In DACH 26.000 bis 42.000 Euro brutto. Chef Chocolatier in Luxushotels und Sterne-Patisserien 45.000 bis 55.000 Euro. Selbstständige mit eigenem Label können darüber liegen.

Konditor-Ausbildung Pflicht?

Standard ist die dreijährige Konditor-Ausbildung (IHK dual) plus Confiserie-Weiterbildung. Alternativ: Koch mit Patisserie-Fortbildung und Confiserie-Spezialisierung. Quereinsteiger sind in dieser Nische selten.

Hotel oder eigene Werkstatt?

Beide Wege. Hotel-Confiseure haben strukturierten Arbeitsplatz und regelmäßiges Gehalt; eigene Werkstatt bietet mehr Kreativität, aber wirtschaftliches Risiko und hohen Zeitaufwand.

Wie wichtig ist Sensorik?

Zentral. Kakao ist ein hochsensibles Produkt — Herkunft, Röstung, Alter und Temperatur prägen das Aroma stark.
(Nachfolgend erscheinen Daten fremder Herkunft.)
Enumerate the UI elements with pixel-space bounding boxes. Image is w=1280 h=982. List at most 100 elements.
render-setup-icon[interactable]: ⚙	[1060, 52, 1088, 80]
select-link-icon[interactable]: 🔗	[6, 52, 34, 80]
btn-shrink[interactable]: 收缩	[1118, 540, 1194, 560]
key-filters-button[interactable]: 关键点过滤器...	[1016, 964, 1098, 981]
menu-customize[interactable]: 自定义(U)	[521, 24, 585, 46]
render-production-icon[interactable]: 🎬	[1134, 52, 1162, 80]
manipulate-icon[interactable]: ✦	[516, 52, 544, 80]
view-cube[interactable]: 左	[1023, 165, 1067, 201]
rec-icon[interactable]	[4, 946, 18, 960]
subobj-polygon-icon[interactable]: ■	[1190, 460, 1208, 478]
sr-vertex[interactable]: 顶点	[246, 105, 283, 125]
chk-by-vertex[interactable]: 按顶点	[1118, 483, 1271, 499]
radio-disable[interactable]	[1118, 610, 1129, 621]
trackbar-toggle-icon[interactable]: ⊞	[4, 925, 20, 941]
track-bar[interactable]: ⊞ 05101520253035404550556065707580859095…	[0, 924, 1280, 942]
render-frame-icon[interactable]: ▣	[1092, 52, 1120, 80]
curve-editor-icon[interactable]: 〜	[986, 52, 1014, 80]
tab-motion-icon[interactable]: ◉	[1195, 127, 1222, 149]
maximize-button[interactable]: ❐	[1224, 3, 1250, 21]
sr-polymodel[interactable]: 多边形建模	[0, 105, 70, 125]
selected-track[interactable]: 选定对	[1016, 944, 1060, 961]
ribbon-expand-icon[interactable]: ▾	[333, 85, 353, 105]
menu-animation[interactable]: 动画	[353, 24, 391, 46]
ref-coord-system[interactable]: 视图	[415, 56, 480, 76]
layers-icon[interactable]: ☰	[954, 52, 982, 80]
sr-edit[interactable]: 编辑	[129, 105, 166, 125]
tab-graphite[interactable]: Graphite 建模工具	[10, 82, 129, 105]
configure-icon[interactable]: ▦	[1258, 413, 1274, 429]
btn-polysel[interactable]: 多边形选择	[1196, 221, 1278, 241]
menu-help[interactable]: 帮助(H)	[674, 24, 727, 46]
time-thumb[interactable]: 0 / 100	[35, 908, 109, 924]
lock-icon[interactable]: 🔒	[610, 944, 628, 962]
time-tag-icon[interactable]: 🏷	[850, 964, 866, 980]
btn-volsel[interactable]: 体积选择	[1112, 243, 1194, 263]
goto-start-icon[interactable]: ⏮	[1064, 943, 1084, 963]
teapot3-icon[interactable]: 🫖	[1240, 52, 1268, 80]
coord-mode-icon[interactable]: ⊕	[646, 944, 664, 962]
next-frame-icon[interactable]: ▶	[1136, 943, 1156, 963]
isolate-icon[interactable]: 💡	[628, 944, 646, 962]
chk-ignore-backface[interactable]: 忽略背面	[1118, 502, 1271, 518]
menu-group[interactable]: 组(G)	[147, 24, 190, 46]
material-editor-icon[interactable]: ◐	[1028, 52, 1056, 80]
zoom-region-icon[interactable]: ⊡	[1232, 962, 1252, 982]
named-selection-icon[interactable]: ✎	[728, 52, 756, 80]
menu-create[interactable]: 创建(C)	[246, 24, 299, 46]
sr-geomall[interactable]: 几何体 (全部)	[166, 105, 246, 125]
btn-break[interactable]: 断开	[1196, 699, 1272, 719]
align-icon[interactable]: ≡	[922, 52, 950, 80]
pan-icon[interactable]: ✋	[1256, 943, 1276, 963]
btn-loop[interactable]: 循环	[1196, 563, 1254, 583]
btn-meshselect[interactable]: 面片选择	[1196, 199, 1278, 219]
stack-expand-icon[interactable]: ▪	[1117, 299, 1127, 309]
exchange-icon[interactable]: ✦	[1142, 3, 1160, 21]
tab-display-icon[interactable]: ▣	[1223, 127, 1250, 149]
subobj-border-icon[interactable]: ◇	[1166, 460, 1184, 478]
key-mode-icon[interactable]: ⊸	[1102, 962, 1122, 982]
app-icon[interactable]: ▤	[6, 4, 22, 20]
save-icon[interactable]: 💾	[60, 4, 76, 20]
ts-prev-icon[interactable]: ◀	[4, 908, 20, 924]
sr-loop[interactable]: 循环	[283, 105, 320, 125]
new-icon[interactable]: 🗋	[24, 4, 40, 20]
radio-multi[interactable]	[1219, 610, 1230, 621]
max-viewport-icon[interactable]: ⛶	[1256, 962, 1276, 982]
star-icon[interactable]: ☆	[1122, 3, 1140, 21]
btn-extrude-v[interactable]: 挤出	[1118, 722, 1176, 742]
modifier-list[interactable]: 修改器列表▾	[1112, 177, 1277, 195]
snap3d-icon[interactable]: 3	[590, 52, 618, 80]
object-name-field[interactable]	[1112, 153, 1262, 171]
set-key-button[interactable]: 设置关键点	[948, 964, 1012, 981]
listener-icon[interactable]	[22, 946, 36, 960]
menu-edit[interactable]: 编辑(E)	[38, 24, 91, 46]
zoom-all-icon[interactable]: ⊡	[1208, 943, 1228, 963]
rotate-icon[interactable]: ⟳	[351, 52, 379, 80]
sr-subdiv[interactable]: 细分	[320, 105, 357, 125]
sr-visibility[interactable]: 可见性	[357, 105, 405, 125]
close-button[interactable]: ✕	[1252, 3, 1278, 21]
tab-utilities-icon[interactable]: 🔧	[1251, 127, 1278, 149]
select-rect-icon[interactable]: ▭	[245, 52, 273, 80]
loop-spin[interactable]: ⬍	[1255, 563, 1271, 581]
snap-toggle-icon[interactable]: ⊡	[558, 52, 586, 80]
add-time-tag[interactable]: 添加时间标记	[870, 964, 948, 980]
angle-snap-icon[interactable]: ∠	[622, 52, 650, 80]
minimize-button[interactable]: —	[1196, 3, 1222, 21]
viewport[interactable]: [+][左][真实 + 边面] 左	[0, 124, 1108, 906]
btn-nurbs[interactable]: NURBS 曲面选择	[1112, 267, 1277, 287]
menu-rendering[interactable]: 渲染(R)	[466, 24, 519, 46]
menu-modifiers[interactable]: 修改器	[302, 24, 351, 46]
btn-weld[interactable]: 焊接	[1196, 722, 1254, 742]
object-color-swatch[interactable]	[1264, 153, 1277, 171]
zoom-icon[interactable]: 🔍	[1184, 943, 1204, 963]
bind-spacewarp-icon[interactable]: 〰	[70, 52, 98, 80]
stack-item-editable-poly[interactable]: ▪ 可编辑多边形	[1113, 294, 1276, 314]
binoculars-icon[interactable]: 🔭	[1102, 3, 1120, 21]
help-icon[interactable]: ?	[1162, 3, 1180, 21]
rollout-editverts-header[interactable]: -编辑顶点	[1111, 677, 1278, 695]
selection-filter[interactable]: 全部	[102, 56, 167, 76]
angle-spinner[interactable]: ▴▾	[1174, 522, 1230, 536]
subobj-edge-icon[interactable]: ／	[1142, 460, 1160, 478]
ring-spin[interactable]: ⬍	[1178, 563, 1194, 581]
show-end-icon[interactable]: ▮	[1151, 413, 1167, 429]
Ein trainierter Confiseur kann Einzelherkunfts-Schokoladen wie Wein verkosten und beschreiben.

Bean-to-Bar als Trend?

Ja, klarer Trend im High-End-Segment. Einige Luxushotels und renommierte Patisserien verarbeiten Kakaobohnen direkt, statt Couvertüre zu kaufen. Spezialisierung auf Bean-to-Bar öffnet Premium-Positionen.